KARACHI, Oct 3: Nearly 600 Pakistanis returned home on Friday after being deported from Oman, where they had been serving terms for an illegal stay or defying visa regulations of the Arab country, officials said.

Most of the deported job-seekers, quite a few of them hailing from the rural areas of Punjab, said they paid thousands of rupees to cross the Pakistan-Iran border illegally from Balochistan.

However, officials said some of the deportees also served terms in prison for overstay in Muscat after the expiry of their visas.

“But most of them crossed the border illegally for better future prospects after paying huge amounts of money to local agents,” said Sarim Barney of Ansar Barney Trust, which facilitated the safe return of the deportees and extended a financial assistance to them so that they could reach their homes.

“A few of them are in such bad condition that they needed medical care at the earliest. One of them had suffered bullet injuries and he told us that one of his colleagues died when they encountered Oman security officials while they were crossing the border illegally.”

As the deportees arrived, more than a dozen officials of the immigration and passport circle of the Federal Investigation Agency (FIA) were deployed at the immigration check-post at Ghas Bandar, where the deportees were served meals.

The deportees said that during the two-day journey they had not been offered food by the crew of the ship chartered by the Muscat authorities for their return.

Upon their arrival, the deportees were briefly interviewed by FIA officials before they were allowed to return home. The officials said findings of the deportees’ statements suggested that the ultimate destination of the job-seekers was Dubai.

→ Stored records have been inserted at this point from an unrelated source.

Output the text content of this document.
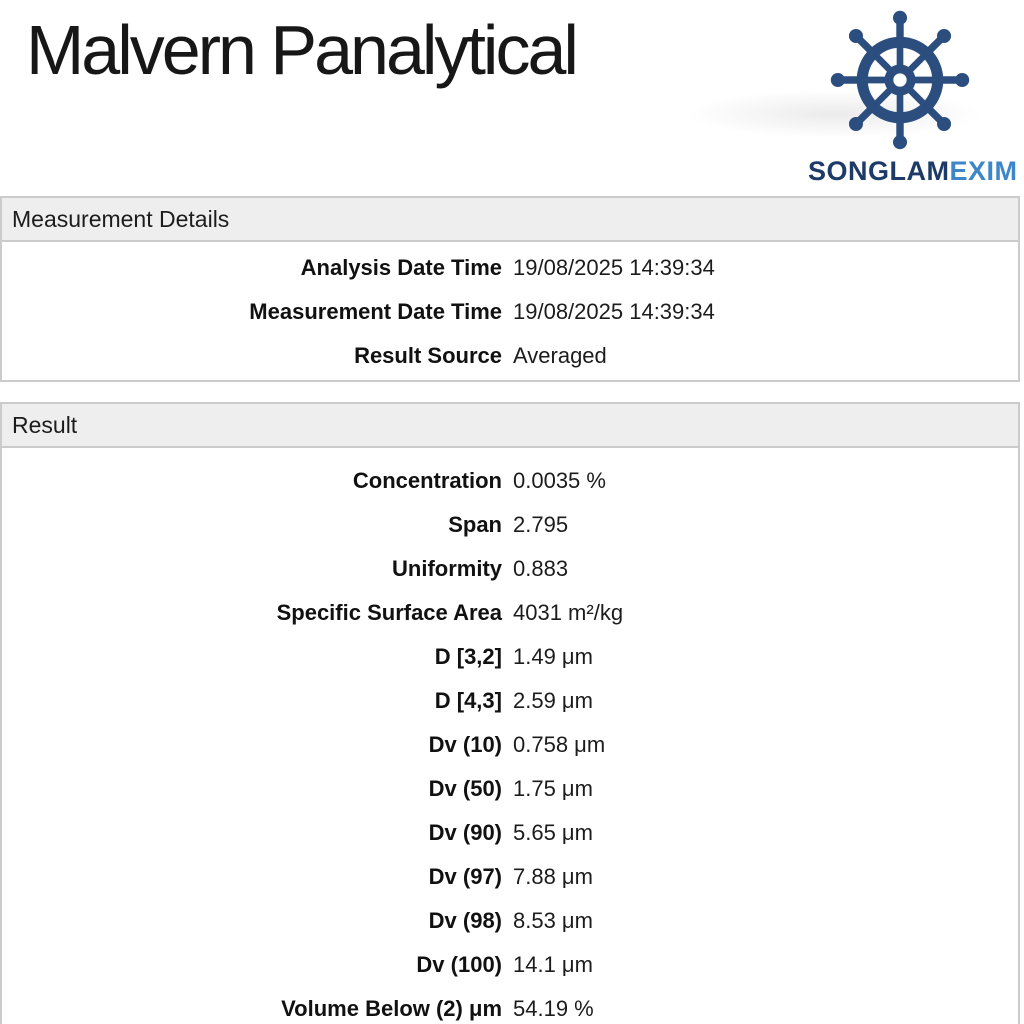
Malvern Panalytical
SONGLAMEXIM
Measurement Details
Analysis Date Time 19/08/2025 14:39:34
Measurement Date Time 19/08/2025 14:39:34
Result Source Averaged
Result
Concentration 0.0035 %
Span 2.795
Uniformity 0.883
Specific Surface Area 4031 m²/kg
D [3,2] 1.49 μm
D [4,3] 2.59 μm
Dv (10) 0.758 μm
Dv (50) 1.75 μm
Dv (90) 5.65 μm
Dv (97) 7.88 μm
Dv (98) 8.53 μm
Dv (100) 14.1 μm
Volume Below (2) μm 54.19 %
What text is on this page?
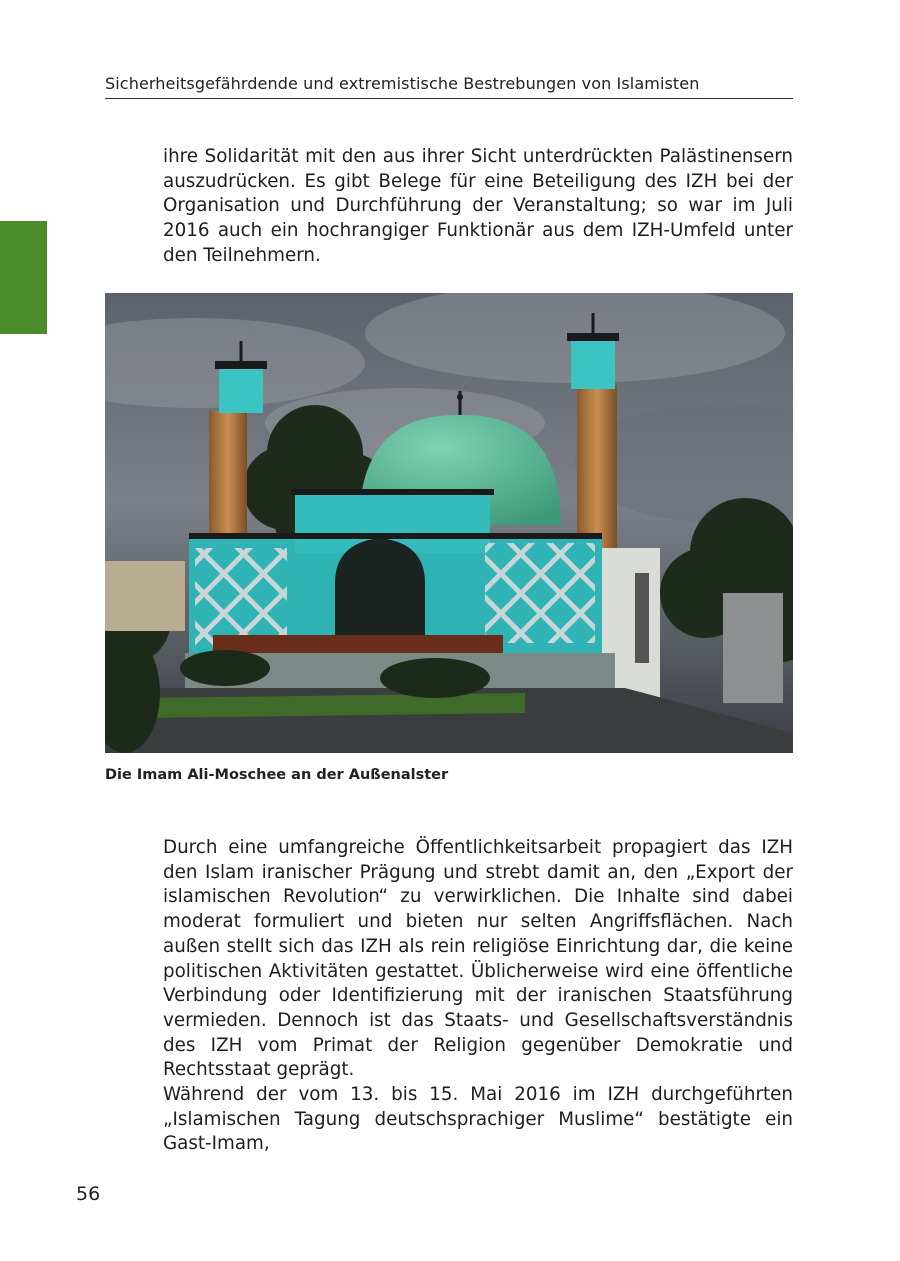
Sicherheitsgefährdende und extremistische Bestrebungen von Islamisten

ihre Solidarität mit den aus ihrer Sicht unterdrückten Palästinensern auszudrücken. Es gibt Belege für eine Beteiligung des IZH bei der Organisation und Durchführung der Veranstaltung; so war im Juli 2016 auch ein hochrangiger Funktionär aus dem IZH-Umfeld unter den Teilnehmern.

Die Imam Ali-Moschee an der Außenalster

Durch eine umfangreiche Öffentlichkeitsarbeit propagiert das IZH den Islam iranischer Prägung und strebt damit an, den „Export der islamischen Revolution“ zu verwirklichen. Die Inhalte sind dabei moderat formuliert und bieten nur selten Angriffsflächen. Nach außen stellt sich das IZH als rein religiöse Einrichtung dar, die keine politischen Aktivitäten gestattet. Üblicherweise wird eine öffentliche Verbindung oder Identifizierung mit der iranischen Staatsführung vermieden. Dennoch ist das Staats- und Gesellschaftsverständnis des IZH vom Primat der Religion gegenüber Demokratie und Rechtsstaat geprägt.

Während der vom 13. bis 15. Mai 2016 im IZH durchgeführten „Islamischen Tagung deutschsprachiger Muslime“ bestätigte ein Gast-Imam,

56
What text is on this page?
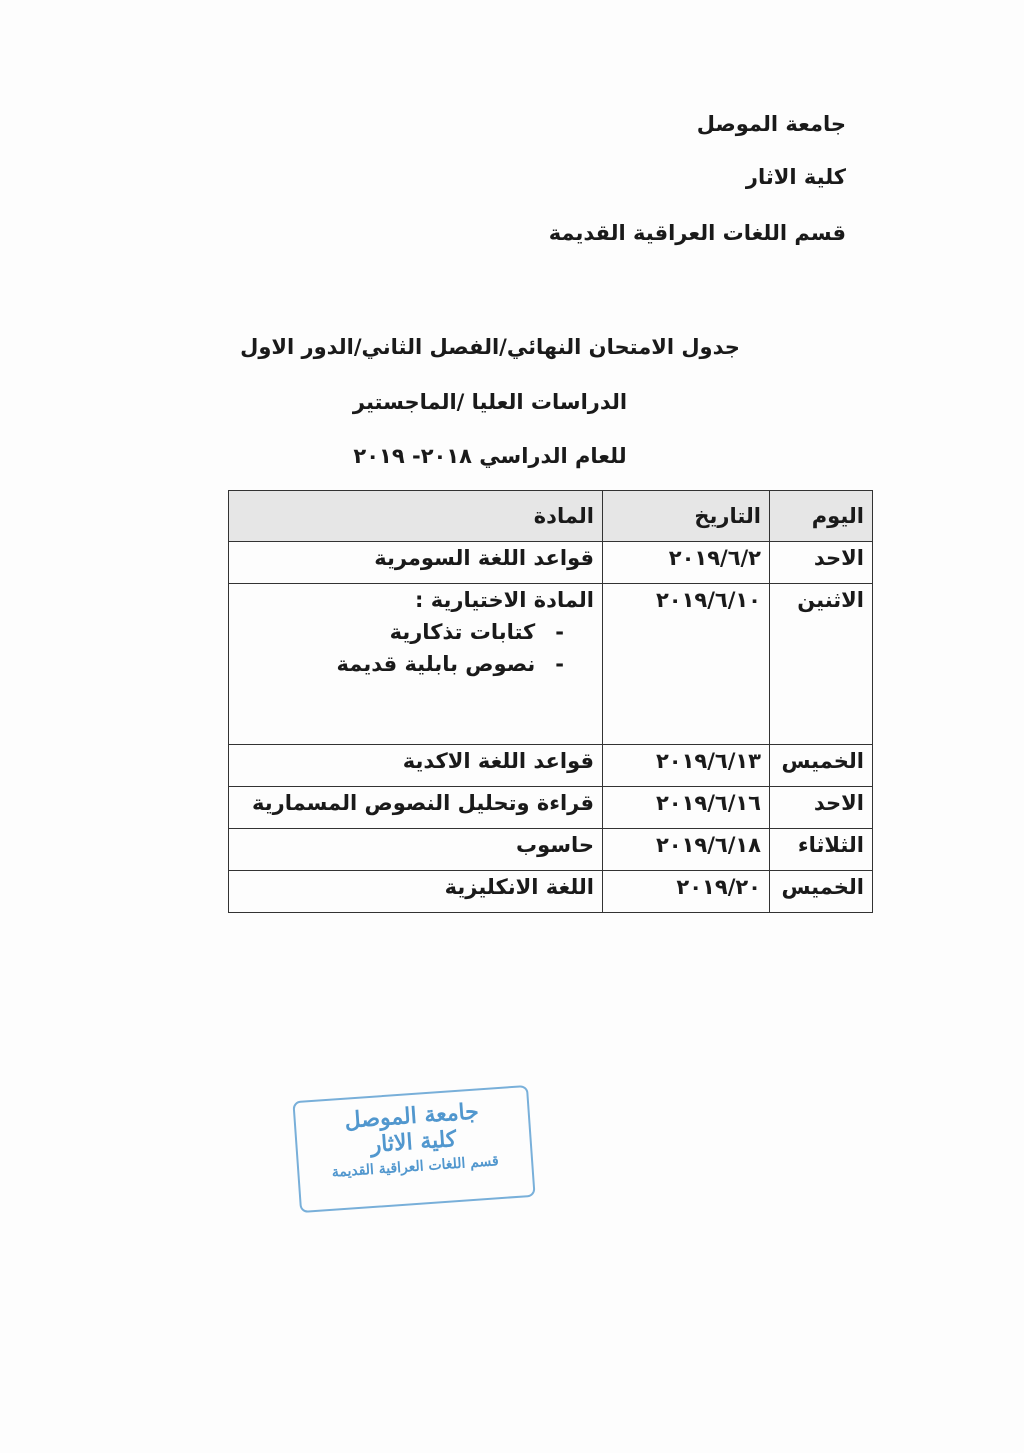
جامعة الموصل
كلية الاثار
قسم اللغات العراقية القديمة
جدول الامتحان النهائي/الفصل الثاني/الدور الاول
الدراسات العليا /الماجستير
للعام الدراسي ٢٠١٨- ٢٠١٩
اليوم	التاريخ	المادة
الاحد	٢٠١٩/٦/٢	قواعد اللغة السومرية
الاثنين	٢٠١٩/٦/١٠	المادة الاختيارية :
-كتابات تذكارية
-نصوص بابلية قديمة

الخميس	٢٠١٩/٦/١٣	قواعد اللغة الاكدية
الاحد	٢٠١٩/٦/١٦	قراءة وتحليل النصوص المسمارية
الثلاثاء	٢٠١٩/٦/١٨	حاسوب
الخميس	٢٠١٩/٢٠	اللغة الانكليزية
جامعة الموصل
كلية الاثار
قسم اللغات العراقية القديمة
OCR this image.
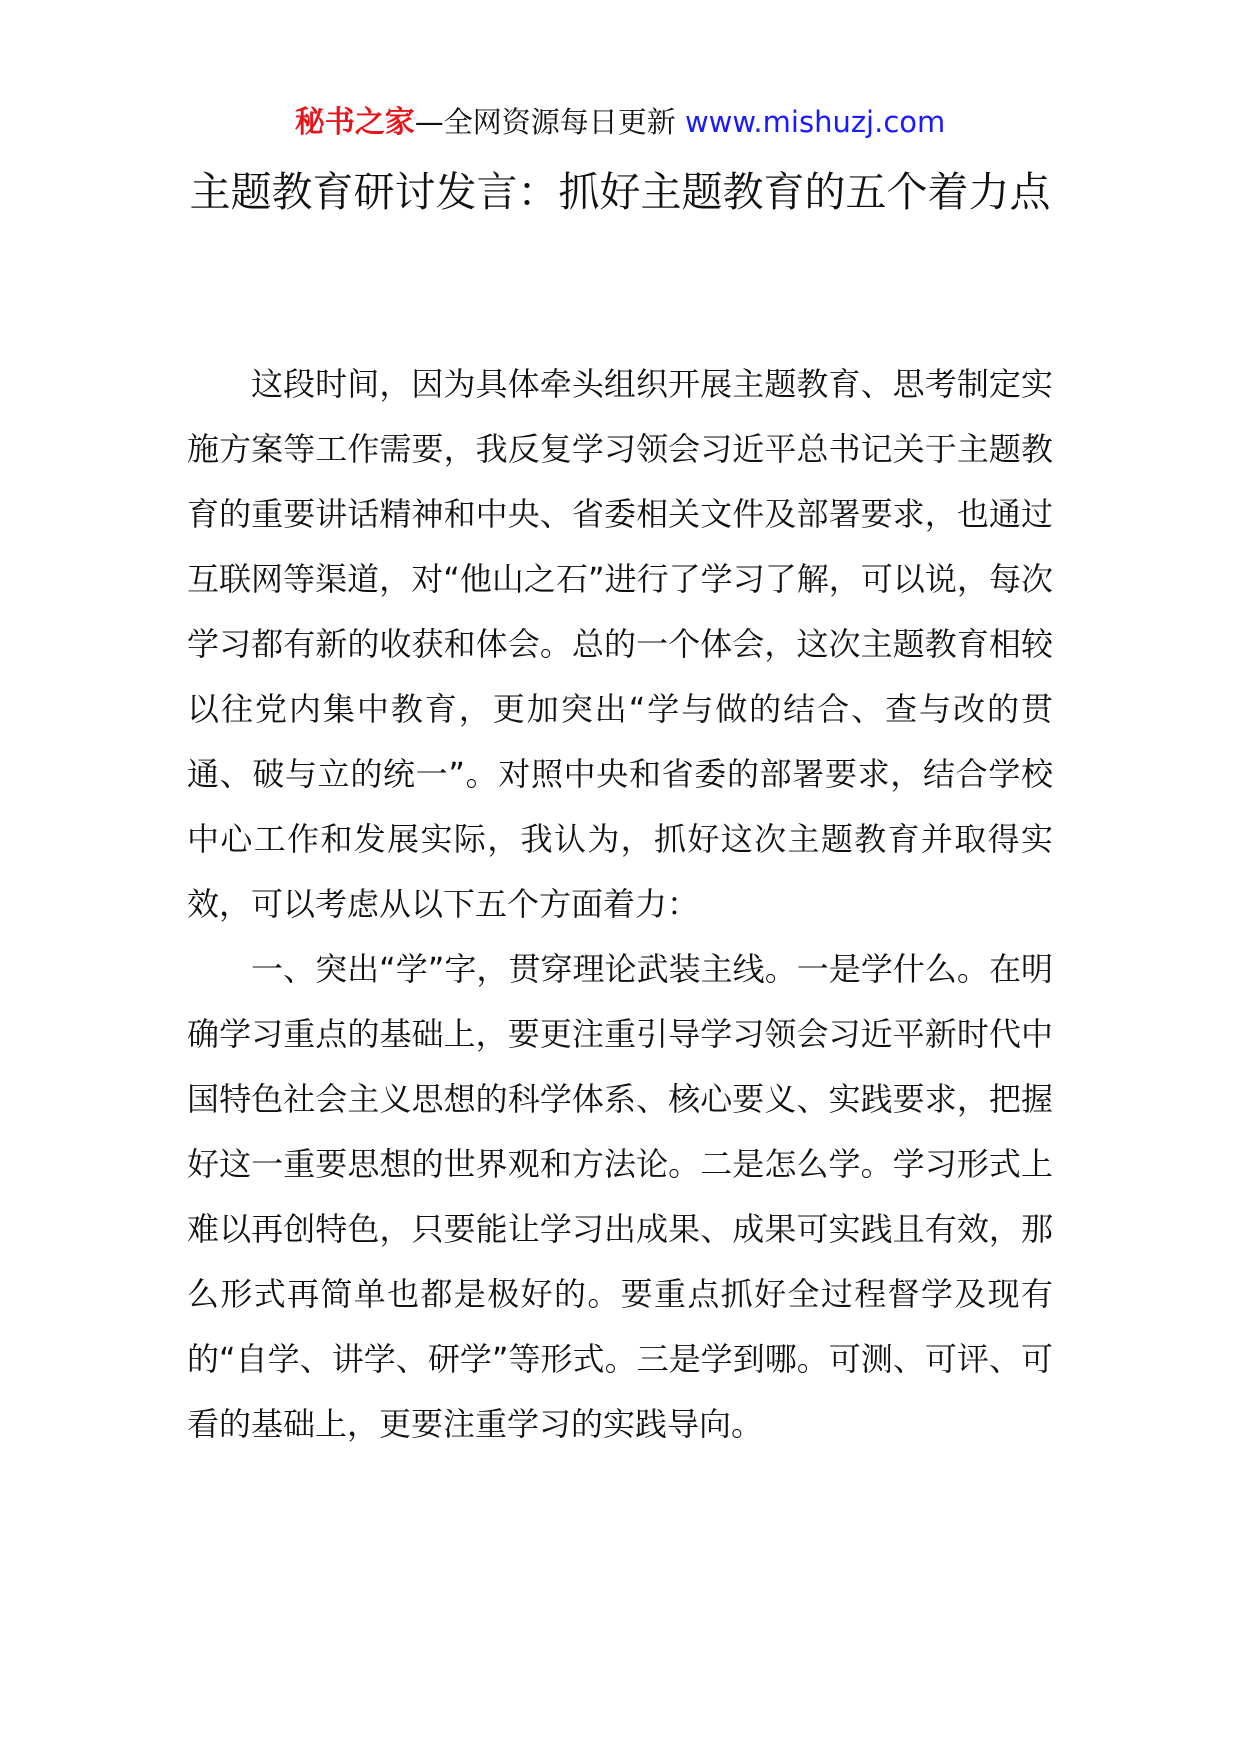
秘书之家—全网资源每日更新 www.mishuzj.com
主题教育研讨发言：抓好主题教育的五个着力点

这段时间，因为具体牵头组织开展主题教育、思考制定实施方案等工作需要，我反复学习领会习近平总书记关于主题教育的重要讲话精神和中央、省委相关文件及部署要求，也通过互联网等渠道，对“他山之石”进行了学习了解，可以说，每次学习都有新的收获和体会。总的一个体会，这次主题教育相较以往党内集中教育，更加突出“学与做的结合、查与改的贯通、破与立的统一”。对照中央和省委的部署要求，结合学校中心工作和发展实际，我认为，抓好这次主题教育并取得实效，可以考虑从以下五个方面着力：

一、突出“学”字，贯穿理论武装主线。一是学什么。在明确学习重点的基础上，要更注重引导学习领会习近平新时代中国特色社会主义思想的科学体系、核心要义、实践要求，把握好这一重要思想的世界观和方法论。二是怎么学。学习形式上难以再创特色，只要能让学习出成果、成果可实践且有效，那么形式再简单也都是极好的。要重点抓好全过程督学及现有的“自学、讲学、研学”等形式。三是学到哪。可测、可评、可看的基础上，更要注重学习的实践导向。
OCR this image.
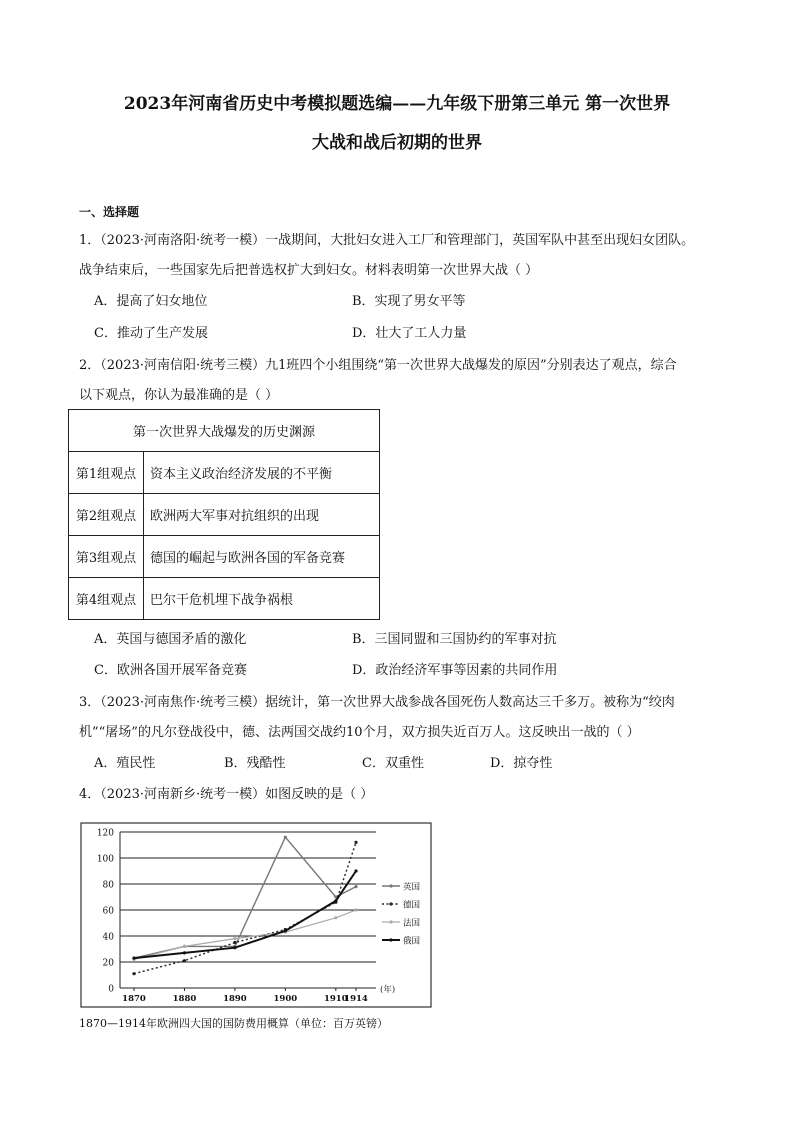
2023年河南省历史中考模拟题选编——九年级下册第三单元 第一次世界
大战和战后初期的世界
一、选择题
1．（2023·河南洛阳·统考一模）一战期间，大批妇女进入工厂和管理部门，英国军队中甚至出现妇女团队。
战争结束后，一些国家先后把普选权扩大到妇女。材料表明第一次世界大战（ ）
A．提高了妇女地位	B．实现了男女平等
C．推动了生产发展	D．壮大了工人力量
2．（2023·河南信阳·统考三模）九1班四个小组围绕“第一次世界大战爆发的原因”分别表达了观点，综合
以下观点，你认为最准确的是（ ）
第一次世界大战爆发的历史渊源	
第1组观点	资本主义政治经济发展的不平衡
第2组观点	欧洲两大军事对抗组织的出现
第3组观点	德国的崛起与欧洲各国的军备竞赛
第4组观点	巴尔干危机埋下战争祸根
A．英国与德国矛盾的激化	B．三国同盟和三国协约的军事对抗
C．欧洲各国开展军备竞赛	D．政治经济军事等因素的共同作用
3．（2023·河南焦作·统考三模）据统计，第一次世界大战参战各国死伤人数高达三千多万。被称为“绞肉
机”“屠场”的凡尔登战役中，德、法两国交战约10个月，双方损失近百万人。这反映出一战的（ ）
A．殖民性	B．残酷性	C．双重性	D．掠夺性
4．（2023·河南新乡·统考一模）如图反映的是（ ）
0
20
40
60
80
100
120
1870	1880	1890	1900	1910
1914
(年)
英国
德国
法国
俄国
1870—1914年欧洲四大国的国防费用概算（单位：百万英镑）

“Till some time back, the deportees were detained after their arrival by the FIA,” said Mir Mazhar, the FIA’s Assistant Director for Immigration Seaport. “But since the last few arrivals, there is a policy to release them after initial interrogations. Half of them have already left for their homes and we hope to complete the process late into the night.”

He said the FIA was compiling details about the agents of deportees who were paid for their illegal entry into Oman. Later, he said, these details would be handed over to the respective police stations for proper registration of cases.

“We have not yet reached the conclusion to determine the exact number of total agents who enabled these 598 people to cross the border at different times but they are definitely in dozens.”

Most deportees spoke of their harrowing experience of reaching Oman. They said that they were taken into pick-ups to reach an Iranian border town after two days where they stayed for a night. Then, the deportees said, they were taken to an abandoned jetty and were herded into small launches to reach a coastal area near Muscat after hours-long voyage.

Though a number of Pakistanis were arrested on such charges by Oman authorities and then released after months of detention every year, Sarim Barney of Ansar Barney Trust believes the authorities have failed to stop human-trafficking from the country.

“One should put a stop to the supply line of such illegal business,” he said. “Every year we struggle for the release of detained Pakistanis but unfortunately it never comes to an end as the number of arrested persons always far exceeds the number of people released by the Oman government.”